The Catholic position on the population issue had been made definitive in the papal encyclical Humanae Vitae, reaffirmed in Familiaris Consortio and fully adopted in the Philippines in two pastoral letters of the Catholic Bishops conference of the Philippines. Yet, it was only after the promulgation of the Decrees of the Second Plenary council of the Philippines that the Church deliberately resolved to organize and intensify its teaching. Our people can now anticipate a more systematic and aggressive proclamation of the Church doctrine on responsible parenthood, and of our disagreement with the artificial contraceptive program actively sponsored by the government.

We believe that the Constitution of the Philippines is responsive to the principles on which our position is based. Our Constitution cannot, by its own logic, favor the active promotion of artificial contraception and sterilization by the State. We hold that the government must, if it is to respect the constitution, withdraw from the active and coercive marketing of contraceptives and implementation of fertility reduction programs. Rather, we maintain the government should concentrate on the pursuit of policies and programs which further social justice, equitable distribution of resources and income, and the implementation of authentic and total human development. We strongly advocate relegating the promotion of moans and methods for responsible parenthood to the private sector … Let the initiatives of associations and communities determine the choices their member individuals or families make for their own lives, according to their values and convictions.
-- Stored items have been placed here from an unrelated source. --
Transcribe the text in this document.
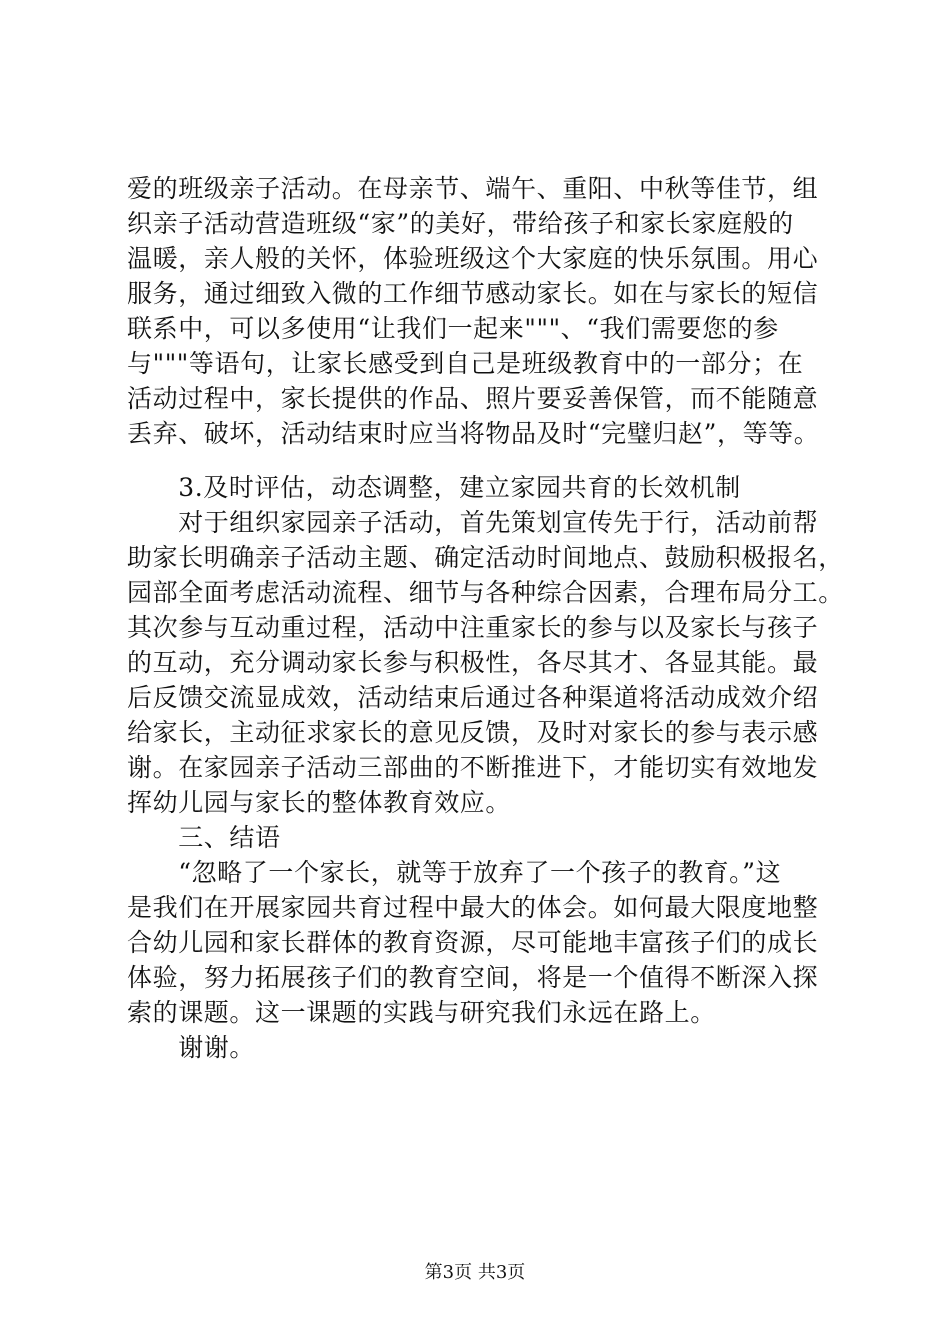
爱的班级亲子活动。在母亲节、端午、重阳、中秋等佳节，组
织亲子活动营造班级“家”的美好，带给孩子和家长家庭般的
温暖，亲人般的关怀，体验班级这个大家庭的快乐氛围。用心
服务，通过细致入微的工作细节感动家长。如在与家长的短信
联系中，可以多使用“让我们一起来"""、“我们需要您的参
与"""等语句，让家长感受到自己是班级教育中的一部分；在
活动过程中，家长提供的作品、照片要妥善保管，而不能随意
丢弃、破坏，活动结束时应当将物品及时“完璧归赵”，等等。
　　3.及时评估，动态调整，建立家园共育的长效机制
　　对于组织家园亲子活动，首先策划宣传先于行，活动前帮
助家长明确亲子活动主题、确定活动时间地点、鼓励积极报名，
园部全面考虑活动流程、细节与各种综合因素，合理布局分工。
其次参与互动重过程，活动中注重家长的参与以及家长与孩子
的互动，充分调动家长参与积极性，各尽其才、各显其能。最
后反馈交流显成效，活动结束后通过各种渠道将活动成效介绍
给家长，主动征求家长的意见反馈，及时对家长的参与表示感
谢。在家园亲子活动三部曲的不断推进下，才能切实有效地发
挥幼儿园与家长的整体教育效应。
　　三、结语
　　“忽略了一个家长，就等于放弃了一个孩子的教育。”这
是我们在开展家园共育过程中最大的体会。如何最大限度地整
合幼儿园和家长群体的教育资源，尽可能地丰富孩子们的成长
体验，努力拓展孩子们的教育空间，将是一个值得不断深入探
索的课题。这一课题的实践与研究我们永远在路上。
　　谢谢。
第3页 共3页
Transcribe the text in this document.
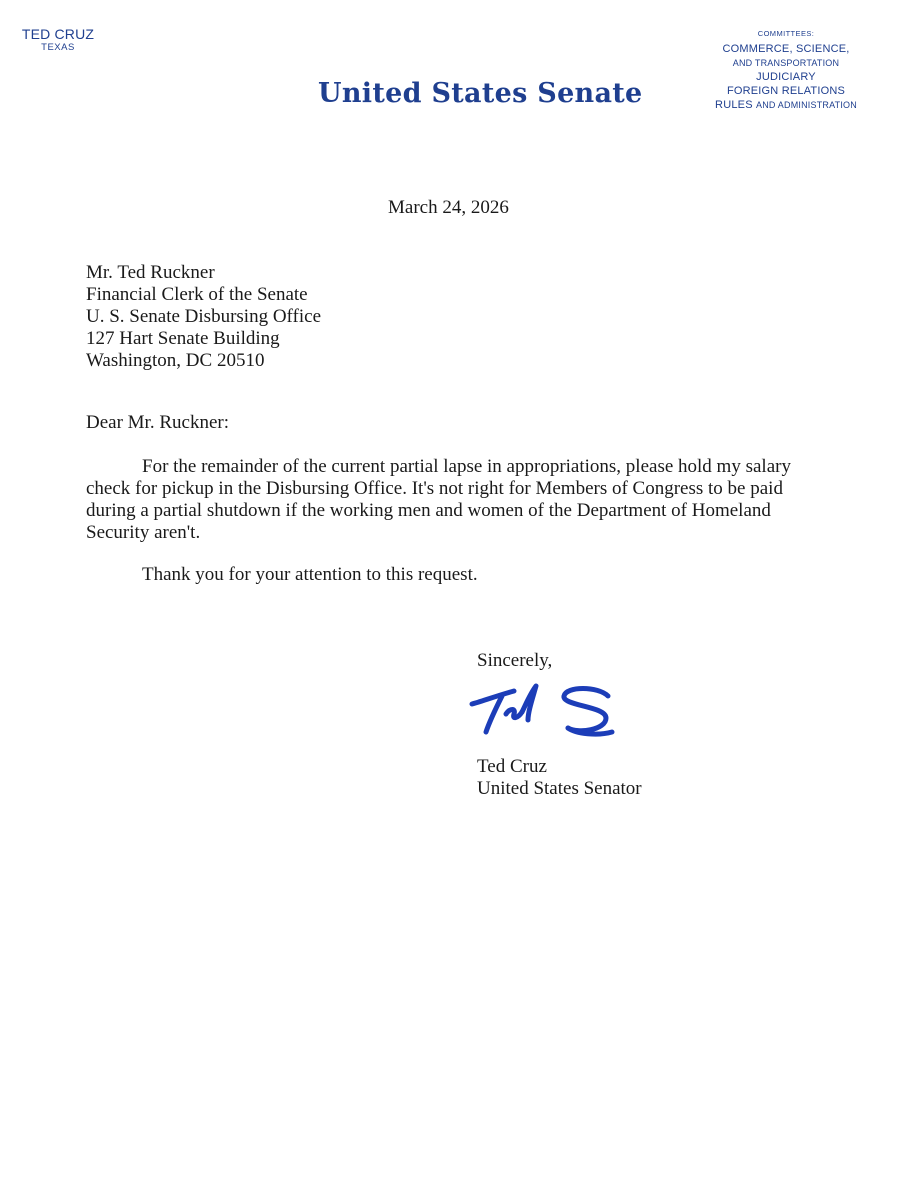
TED CRUZ
TEXAS
United States Senate
COMMITTEES:
COMMERCE, SCIENCE,
AND TRANSPORTATION
JUDICIARY
FOREIGN RELATIONS
RULES AND ADMINISTRATION
March 24, 2026
Mr. Ted Ruckner
Financial Clerk of the Senate
U. S. Senate Disbursing Office
127 Hart Senate Building
Washington, DC 20510
Dear Mr. Ruckner:

For the remainder of the current partial lapse in appropriations, please hold my salary check for pickup in the Disbursing Office. It's not right for Members of Congress to be paid during a partial shutdown if the working men and women of the Department of Homeland Security aren't.

Thank you for your attention to this request.
Sincerely,
Ted Cruz
United States Senator
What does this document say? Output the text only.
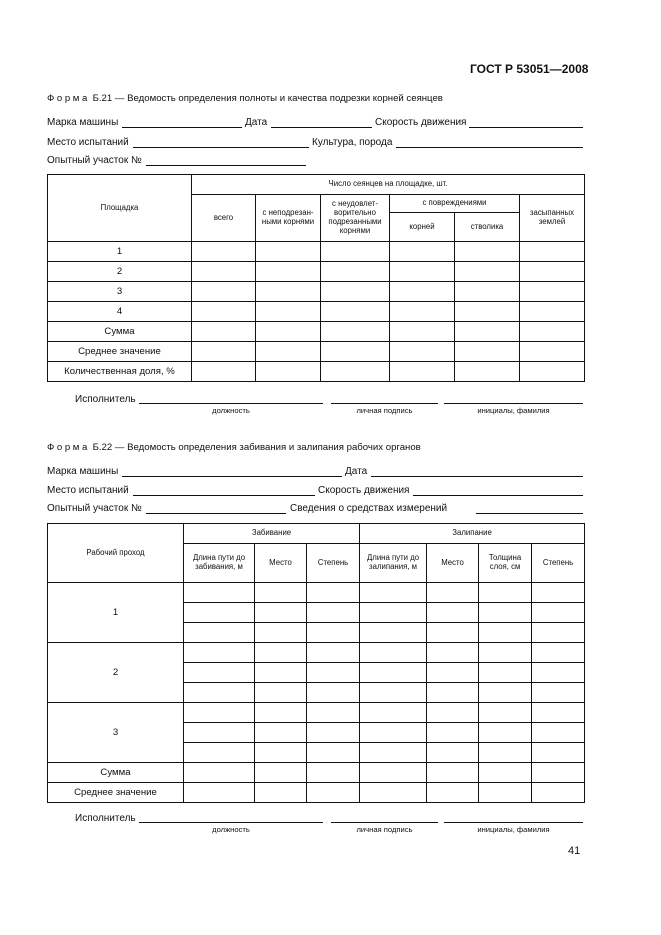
ГОСТ Р 53051—2008
Форма Б.21 — Ведомость определения полноты и качества подрезки корней сеянцев
Марка машины	Дата	Скорость движения
Место испытаний	Культура, порода
Опытный участок №
Площадка	Число сеянцев на площадке, шт.					
	всего	с неподрезан-ными корнями	с неудовлет-ворительно подрезанными корнями	с повреждениями		засыпанных землей
				корней	стволика	
1						
2						
3						
4						
Сумма						
Среднее значение						
Количественная доля, %						
Исполнитель
должность	личная подпись	инициалы, фамилия
Форма Б.22 — Ведомость определения забивания и залипания рабочих органов
Марка машины	Дата
Место испытаний	Скорость движения
Опытный участок №	Сведения о средствах измерений
Рабочий проход	Забивание			Залипание			
	Длина пути до забивания, м	Место	Степень	Длина пути до залипания, м	Место	Толщина слоя, см	Степень
1							

2							

3							

Сумма							
Среднее значение							
Исполнитель
должность	личная подпись	инициалы, фамилия
41
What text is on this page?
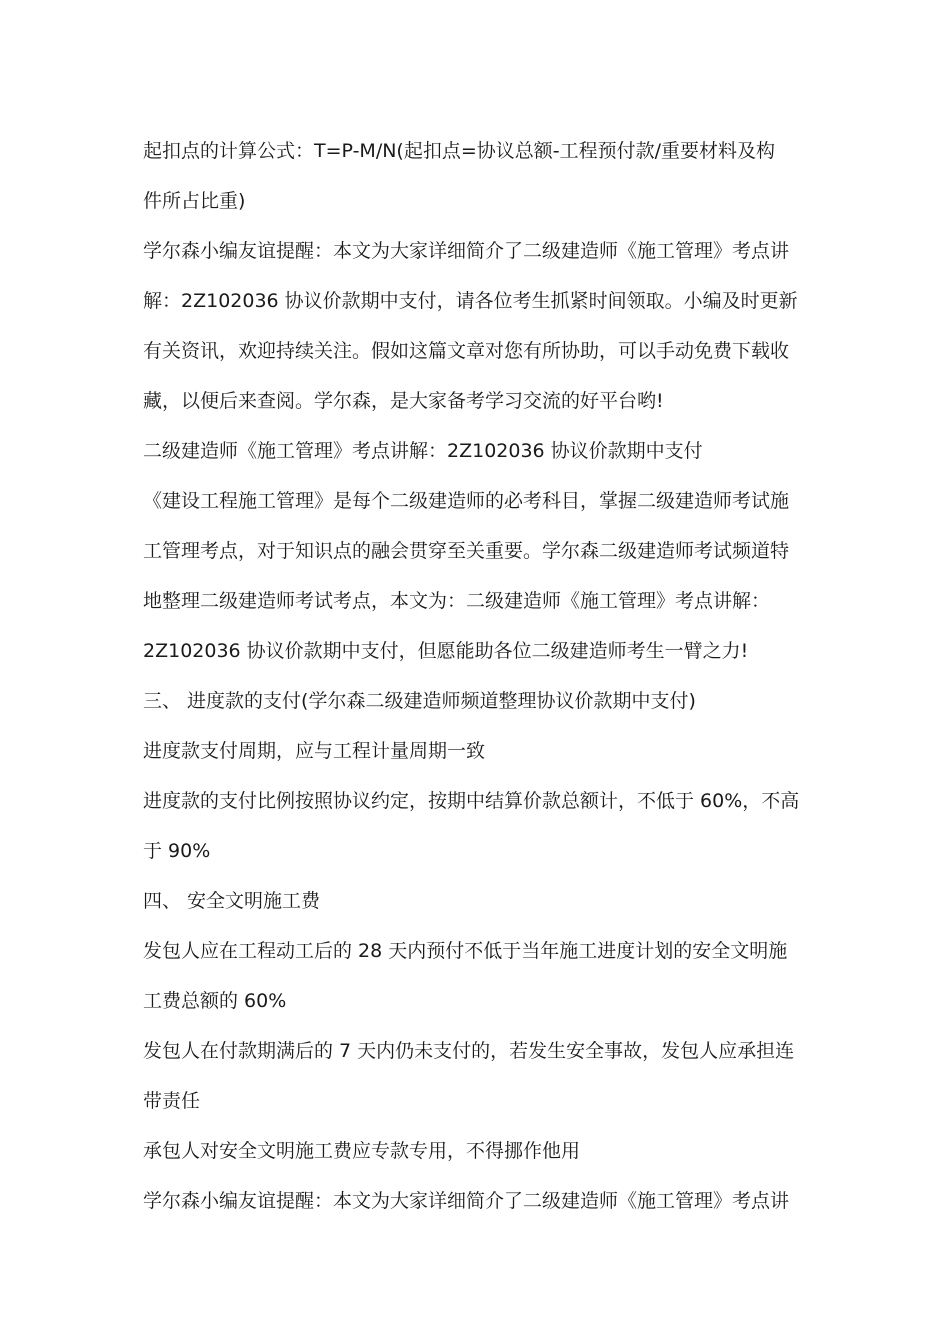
起扣点的计算公式：T=P-M/N(起扣点=协议总额-工程预付款/重要材料及构
件所占比重)

学尔森小编友谊提醒：本文为大家详细简介了二级建造师《施工管理》考点讲
解：2Z102036 协议价款期中支付，请各位考生抓紧时间领取。小编及时更新
有关资讯，欢迎持续关注。假如这篇文章对您有所协助，可以手动免费下载收
藏，以便后来查阅。学尔森，是大家备考学习交流的好平台哟!

二级建造师《施工管理》考点讲解：2Z102036 协议价款期中支付

《建设工程施工管理》是每个二级建造师的必考科目，掌握二级建造师考试施
工管理考点，对于知识点的融会贯穿至关重要。学尔森二级建造师考试频道特
地整理二级建造师考试考点，本文为：二级建造师《施工管理》考点讲解：
2Z102036 协议价款期中支付，但愿能助各位二级建造师考生一臂之力!

三、 进度款的支付(学尔森二级建造师频道整理协议价款期中支付)

进度款支付周期，应与工程计量周期一致

进度款的支付比例按照协议约定，按期中结算价款总额计，不低于 60%，不高
于 90%

四、 安全文明施工费

发包人应在工程动工后的 28 天内预付不低于当年施工进度计划的安全文明施
工费总额的 60%

发包人在付款期满后的 7 天内仍未支付的，若发生安全事故，发包人应承担连
带责任

承包人对安全文明施工费应专款专用，不得挪作他用

学尔森小编友谊提醒：本文为大家详细简介了二级建造师《施工管理》考点讲
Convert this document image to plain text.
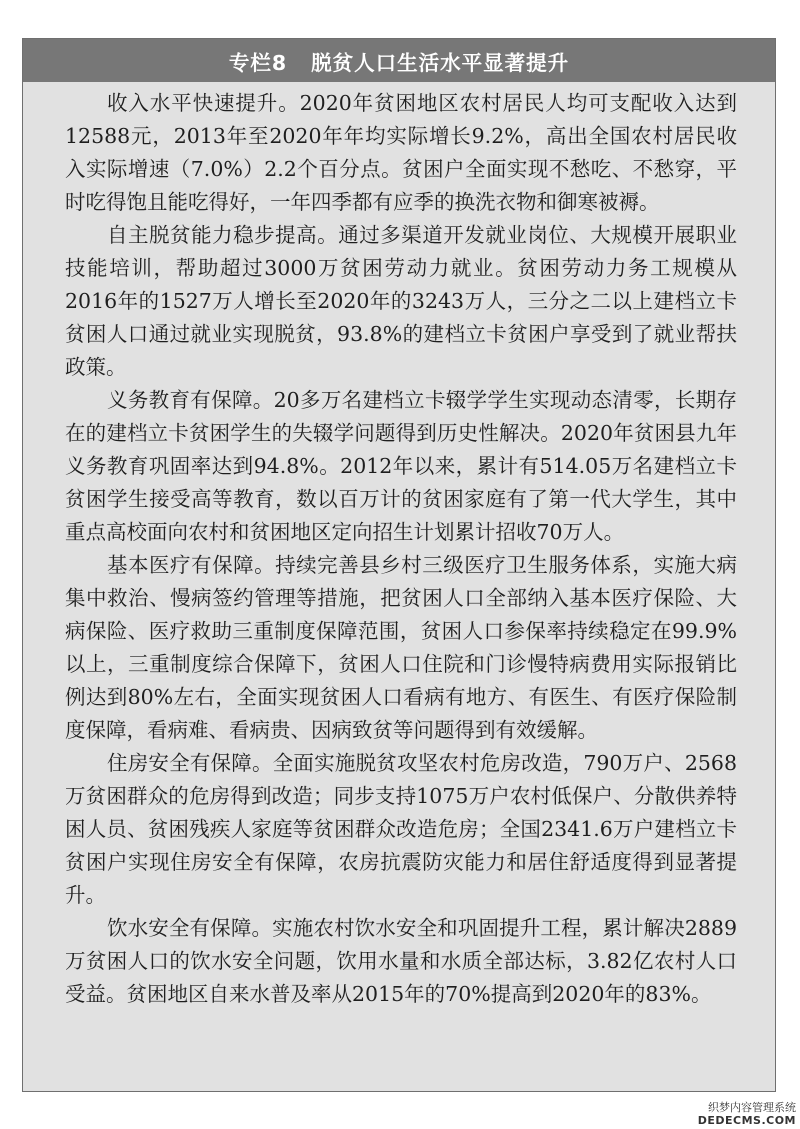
专栏8 脱贫人口生活水平显著提升

收入水平快速提升。2020年贫困地区农村居民人均可支配收入达到12588元，2013年至2020年年均实际增长9.2%，高出全国农村居民收入实际增速（7.0%）2.2个百分点。贫困户全面实现不愁吃、不愁穿，平时吃得饱且能吃得好，一年四季都有应季的换洗衣物和御寒被褥。

自主脱贫能力稳步提高。通过多渠道开发就业岗位、大规模开展职业技能培训，帮助超过3000万贫困劳动力就业。贫困劳动力务工规模从2016年的1527万人增长至2020年的3243万人，三分之二以上建档立卡贫困人口通过就业实现脱贫，93.8%的建档立卡贫困户享受到了就业帮扶政策。

义务教育有保障。20多万名建档立卡辍学学生实现动态清零，长期存在的建档立卡贫困学生的失辍学问题得到历史性解决。2020年贫困县九年义务教育巩固率达到94.8%。2012年以来，累计有514.05万名建档立卡贫困学生接受高等教育，数以百万计的贫困家庭有了第一代大学生，其中重点高校面向农村和贫困地区定向招生计划累计招收70万人。

基本医疗有保障。持续完善县乡村三级医疗卫生服务体系，实施大病集中救治、慢病签约管理等措施，把贫困人口全部纳入基本医疗保险、大病保险、医疗救助三重制度保障范围，贫困人口参保率持续稳定在99.9%以上，三重制度综合保障下，贫困人口住院和门诊慢特病费用实际报销比例达到80%左右，全面实现贫困人口看病有地方、有医生、有医疗保险制度保障，看病难、看病贵、因病致贫等问题得到有效缓解。

住房安全有保障。全面实施脱贫攻坚农村危房改造，790万户、2568万贫困群众的危房得到改造；同步支持1075万户农村低保户、分散供养特困人员、贫困残疾人家庭等贫困群众改造危房；全国2341.6万户建档立卡贫困户实现住房安全有保障，农房抗震防灾能力和居住舒适度得到显著提升。

饮水安全有保障。实施农村饮水安全和巩固提升工程，累计解决2889万贫困人口的饮水安全问题，饮用水量和水质全部达标，3.82亿农村人口受益。贫困地区自来水普及率从2015年的70%提高到2020年的83%。

织梦内容管理系统
DEDECMS.COM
The Catholic Church must exercise her prophetic role in deliberately choosing to become perhaps the last line of defense in favor of life in a world besieged so overwhelmingly by the anti—life culture. “I call heaven and earth today to witness against you: I have set before you life and death, the blessing and the curse. Choose life then, that you and your descendants may live, by loving the Lord, your God, heeding his voice and holding fast to him (Deuteronomy 30:19-20).

Permit me to conclude with a most relevant passage from a recent encyclical of Pope John Paul II, Redemptoris Missio (The Mission of Christ the Redeemer; December 1990): “The temptation today is to reduce Christianity to merely human wisdom, a pseudo-science of well-being …people strive for the good of man — but man who is truncated, reduced to his merely horizontal dimension. We know, however, that Jesus came to bring integral salvation, one which embraces the whole person and all mankind, and opens up the wondrous prospect of divine filiation…Newness of life in him is the ‘good news’ for men and women of every age: all are called to it and destined for it.”

Sustainable development cannot credibly uphold and defend the quality of life by frustrating or reducing the principle of life itself. Sustainable development, cannot advocate the enhancement of temporal life by proposing to diminish the value and import of spiritual life. For all life is one, and flows from its Creator, Who is God, and Who may also be called “Allah.”